Feed your roses every month, prune them every three months, and if they don’t produce the way you want them to after a year, rip them out and go get some new ones. Mom took her roses seriously and her roses were amazing! People came off the street, knocked on her door, and asked her about them. I remember them as 6 feet tall and always blooming (OK, this was San Diego and such things were possible). When you think about this, her advice for roses is also good for life. Sometimes, no matter how much love, care and time you spend on someone or something, there comes a point where you should cut your losses and move on. You leave that job, your marriage ends, best friends get downgraded. That’s life, mom would say. Move on.

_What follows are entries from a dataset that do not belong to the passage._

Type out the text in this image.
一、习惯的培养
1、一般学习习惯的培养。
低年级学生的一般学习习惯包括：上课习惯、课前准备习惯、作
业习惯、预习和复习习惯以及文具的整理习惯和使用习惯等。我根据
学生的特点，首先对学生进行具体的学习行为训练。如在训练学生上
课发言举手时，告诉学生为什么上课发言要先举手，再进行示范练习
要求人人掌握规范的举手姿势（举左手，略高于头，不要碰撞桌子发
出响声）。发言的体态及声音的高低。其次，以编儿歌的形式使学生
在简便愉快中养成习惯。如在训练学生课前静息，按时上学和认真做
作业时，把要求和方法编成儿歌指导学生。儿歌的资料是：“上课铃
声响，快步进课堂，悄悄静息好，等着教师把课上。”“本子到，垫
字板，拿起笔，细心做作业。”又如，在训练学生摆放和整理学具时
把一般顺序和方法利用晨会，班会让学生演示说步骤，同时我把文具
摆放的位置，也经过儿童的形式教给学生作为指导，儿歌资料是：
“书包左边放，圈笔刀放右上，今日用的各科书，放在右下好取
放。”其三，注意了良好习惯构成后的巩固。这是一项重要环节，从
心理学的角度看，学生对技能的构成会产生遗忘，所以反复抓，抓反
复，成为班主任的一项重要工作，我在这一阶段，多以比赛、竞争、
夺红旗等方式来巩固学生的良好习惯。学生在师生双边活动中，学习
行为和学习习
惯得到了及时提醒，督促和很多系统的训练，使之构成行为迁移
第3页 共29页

My mom in 1986. She died of cancer a few months later.
My mom died 28 years ago this week, but her lessons live on. It is not possible to minimize the effect that she had on my life. Her lessons grounded me, and I’m still trying to live the example that she set for me. She surrounded herself with books and read every day. She established a scholarship to allow a woman to enter the ministry, created nursing courses to meet the needs of her community, and wrote her congressman when she wanted action. She was a woman of faith who demanded evidence before she made a decision. She has been and continues to be the role model for my life. I love you, Mom!